The Maiden Voyage of the Kaiyo Maru

Few nations have based their existence on self-imposed, carefully maintained isolation. Japan, Empire of the Rising Sun, used to be a unique example of this trust in self-sufficiency.

However in 1609 the Japanese emperor granted the Dutch East India Company exclusive rights to act as intermediary with the rest of the planet. This bi-lateral arrangement functioned adequately during more than two centuries, during which the West saw Japan (in the main) through Dutch eyes; eyes that were intent on generating commercial profit, hardly on changing policies of Japanese officials. Innate inquisitiveness about Japan and its people was confined to the cultural horizons of individual VOC employees. It all changed suddenly when this ‘splendid isolation’ was broken by the United States of America, Japan’s eastern neighbour across the Pacific; by their convincing threats coupled with maritime might in 1853 & 1854.

It is seldom in the history of military mimicry that a new ‘modus operandi’ was so quickly implemented by a nation state. In 1862 Japanese government commissioned the Dutch Trading Company NHM – successor of the bankrupt VOC – to build a state-of-the-art steam-powered frigate in Holland.
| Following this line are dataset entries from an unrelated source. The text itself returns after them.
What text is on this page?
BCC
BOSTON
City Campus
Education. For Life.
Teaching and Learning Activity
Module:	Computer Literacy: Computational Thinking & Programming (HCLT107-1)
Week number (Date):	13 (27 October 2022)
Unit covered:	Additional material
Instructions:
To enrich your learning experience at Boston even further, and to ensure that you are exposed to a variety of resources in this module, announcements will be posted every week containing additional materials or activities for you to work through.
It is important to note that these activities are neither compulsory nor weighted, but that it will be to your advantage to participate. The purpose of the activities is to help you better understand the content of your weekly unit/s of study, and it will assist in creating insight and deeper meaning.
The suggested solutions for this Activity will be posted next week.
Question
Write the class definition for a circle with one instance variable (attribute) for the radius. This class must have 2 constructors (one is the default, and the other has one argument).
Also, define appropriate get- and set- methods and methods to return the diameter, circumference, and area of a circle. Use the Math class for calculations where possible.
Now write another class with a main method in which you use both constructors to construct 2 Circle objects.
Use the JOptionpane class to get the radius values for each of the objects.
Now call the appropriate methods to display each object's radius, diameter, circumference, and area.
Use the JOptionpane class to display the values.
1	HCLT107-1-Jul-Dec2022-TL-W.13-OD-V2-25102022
Soon a Japanese delegation arrived in Europe to monitor construction and learn from it. The brand-new ‘Kaiyo Maru’ departed from Dordrecht, where she was built, for her maiden-trip to Japan on December 1, 1866: only a few men in her crew had been born & bred outside that city.

Throughout these months the city of Leyden functioned as the delegation’s ‘pied-à-terre’, with Professor Hoffmann, first Japanologist in the West, acting as host. Less then forty years later, Japan became the first Asian Empire to inflict naval defeat on a European one, Tsarist Russia.